Environments impact and change people. If you are in a negative space for an extended period of time you will become a negative person. People are not necessarily the products of their environment, but they are deeply influence by them. To travel to any place for only a week and then say you’ve seen it is to blink your eyes and say you’ve seen am entire country. The people, the climate, the culture, the sounds, the tastes, the “vibes”, will seem alien until they become more routine to you. When they become routine, they will become more ingrained and a part of you. You will then reflect your environment.

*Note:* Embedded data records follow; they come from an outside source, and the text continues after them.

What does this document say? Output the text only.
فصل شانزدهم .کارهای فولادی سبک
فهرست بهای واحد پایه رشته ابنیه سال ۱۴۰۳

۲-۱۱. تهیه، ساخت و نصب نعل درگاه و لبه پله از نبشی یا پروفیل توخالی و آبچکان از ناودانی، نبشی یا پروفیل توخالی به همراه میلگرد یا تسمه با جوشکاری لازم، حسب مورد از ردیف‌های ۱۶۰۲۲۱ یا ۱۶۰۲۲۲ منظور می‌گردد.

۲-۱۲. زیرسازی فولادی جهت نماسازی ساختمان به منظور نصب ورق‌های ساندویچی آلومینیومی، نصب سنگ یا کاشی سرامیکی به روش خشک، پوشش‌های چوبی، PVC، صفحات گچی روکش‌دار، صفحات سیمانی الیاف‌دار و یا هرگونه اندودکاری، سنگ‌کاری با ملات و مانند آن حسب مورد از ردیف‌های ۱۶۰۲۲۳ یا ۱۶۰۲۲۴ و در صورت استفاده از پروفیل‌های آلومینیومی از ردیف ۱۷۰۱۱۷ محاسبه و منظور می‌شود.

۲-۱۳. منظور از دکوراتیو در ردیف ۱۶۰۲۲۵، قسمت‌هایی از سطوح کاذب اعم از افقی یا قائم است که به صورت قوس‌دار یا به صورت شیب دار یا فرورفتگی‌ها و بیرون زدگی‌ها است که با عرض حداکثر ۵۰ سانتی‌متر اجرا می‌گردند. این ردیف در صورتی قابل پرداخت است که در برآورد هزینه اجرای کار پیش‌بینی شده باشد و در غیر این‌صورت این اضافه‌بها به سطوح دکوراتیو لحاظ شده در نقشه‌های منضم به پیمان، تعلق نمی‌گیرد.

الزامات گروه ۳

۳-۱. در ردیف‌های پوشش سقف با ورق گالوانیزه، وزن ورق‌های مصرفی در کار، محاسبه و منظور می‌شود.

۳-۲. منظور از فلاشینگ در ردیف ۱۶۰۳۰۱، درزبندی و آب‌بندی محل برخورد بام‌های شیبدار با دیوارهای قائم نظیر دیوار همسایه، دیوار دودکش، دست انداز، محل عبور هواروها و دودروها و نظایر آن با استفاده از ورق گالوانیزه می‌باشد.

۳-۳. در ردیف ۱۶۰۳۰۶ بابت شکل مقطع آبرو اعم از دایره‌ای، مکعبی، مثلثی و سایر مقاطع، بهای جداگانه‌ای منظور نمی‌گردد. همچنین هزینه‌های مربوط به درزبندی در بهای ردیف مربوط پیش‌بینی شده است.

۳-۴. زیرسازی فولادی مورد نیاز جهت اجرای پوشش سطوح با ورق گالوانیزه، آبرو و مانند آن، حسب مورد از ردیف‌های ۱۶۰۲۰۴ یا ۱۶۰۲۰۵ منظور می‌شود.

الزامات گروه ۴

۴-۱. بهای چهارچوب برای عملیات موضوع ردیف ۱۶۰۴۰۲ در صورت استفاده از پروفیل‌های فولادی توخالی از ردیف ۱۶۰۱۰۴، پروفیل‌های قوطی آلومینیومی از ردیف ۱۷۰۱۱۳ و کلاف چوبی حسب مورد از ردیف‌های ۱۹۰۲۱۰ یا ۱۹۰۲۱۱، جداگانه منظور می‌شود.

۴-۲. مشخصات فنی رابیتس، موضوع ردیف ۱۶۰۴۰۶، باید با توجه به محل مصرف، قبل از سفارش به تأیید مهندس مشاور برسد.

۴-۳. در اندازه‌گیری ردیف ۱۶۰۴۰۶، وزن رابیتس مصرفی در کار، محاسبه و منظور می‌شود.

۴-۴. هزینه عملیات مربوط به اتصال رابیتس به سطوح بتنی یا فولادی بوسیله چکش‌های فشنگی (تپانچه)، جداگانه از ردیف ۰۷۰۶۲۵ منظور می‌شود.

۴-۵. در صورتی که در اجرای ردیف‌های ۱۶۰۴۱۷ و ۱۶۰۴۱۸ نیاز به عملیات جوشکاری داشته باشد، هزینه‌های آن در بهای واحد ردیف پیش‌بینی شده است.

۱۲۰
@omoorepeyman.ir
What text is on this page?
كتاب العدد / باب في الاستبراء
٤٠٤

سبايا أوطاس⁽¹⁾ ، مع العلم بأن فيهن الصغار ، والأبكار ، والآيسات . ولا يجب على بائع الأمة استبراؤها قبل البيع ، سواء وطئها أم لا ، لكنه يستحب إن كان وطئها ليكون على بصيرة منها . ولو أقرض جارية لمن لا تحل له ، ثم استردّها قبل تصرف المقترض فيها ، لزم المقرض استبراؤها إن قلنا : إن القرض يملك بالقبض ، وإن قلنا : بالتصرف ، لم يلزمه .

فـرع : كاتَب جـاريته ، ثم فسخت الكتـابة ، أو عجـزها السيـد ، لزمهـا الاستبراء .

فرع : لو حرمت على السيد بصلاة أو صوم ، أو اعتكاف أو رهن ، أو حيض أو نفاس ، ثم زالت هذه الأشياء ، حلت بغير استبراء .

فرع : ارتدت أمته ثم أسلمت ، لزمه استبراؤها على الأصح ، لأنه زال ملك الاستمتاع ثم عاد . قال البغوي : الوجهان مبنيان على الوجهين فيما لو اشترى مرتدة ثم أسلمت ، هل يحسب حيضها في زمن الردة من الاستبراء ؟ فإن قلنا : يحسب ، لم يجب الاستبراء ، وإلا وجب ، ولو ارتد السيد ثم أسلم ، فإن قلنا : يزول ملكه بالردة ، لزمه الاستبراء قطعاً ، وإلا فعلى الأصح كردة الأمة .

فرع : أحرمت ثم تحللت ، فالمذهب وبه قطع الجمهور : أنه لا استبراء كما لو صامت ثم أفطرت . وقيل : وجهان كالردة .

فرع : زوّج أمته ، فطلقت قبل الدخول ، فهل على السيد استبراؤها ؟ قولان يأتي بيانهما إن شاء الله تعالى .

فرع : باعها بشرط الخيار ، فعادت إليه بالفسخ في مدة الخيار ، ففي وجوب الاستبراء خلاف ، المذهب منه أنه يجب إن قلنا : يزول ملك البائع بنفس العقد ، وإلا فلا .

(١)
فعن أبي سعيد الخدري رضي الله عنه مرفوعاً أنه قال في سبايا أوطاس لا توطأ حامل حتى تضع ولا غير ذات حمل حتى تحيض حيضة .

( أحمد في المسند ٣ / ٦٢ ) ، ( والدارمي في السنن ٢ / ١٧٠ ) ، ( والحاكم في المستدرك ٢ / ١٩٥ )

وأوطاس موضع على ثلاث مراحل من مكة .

Traveling and vacationing aren’t really things that appeal to me. I like freedom from obligation and the sense that I can go anywhere and do anything. Just because you travel doesn’t mean you’ve achieved that. It is a state of being that has nothing to do where you are physically and everything to do where you are mentally and spiritually. Tourist traps don’t appeal to me –they’ve been seen. It’s like setting a goal 5 million people have already achieved. If I’m going to travel it’s going to be for the desire to have a genuine connection with a location and a culture. I don’t want to visit a new place, I want to experience it. I don’t want to go just because others deem it flashy or popular to go. If you’re going to travel –do so with a real goal in mind.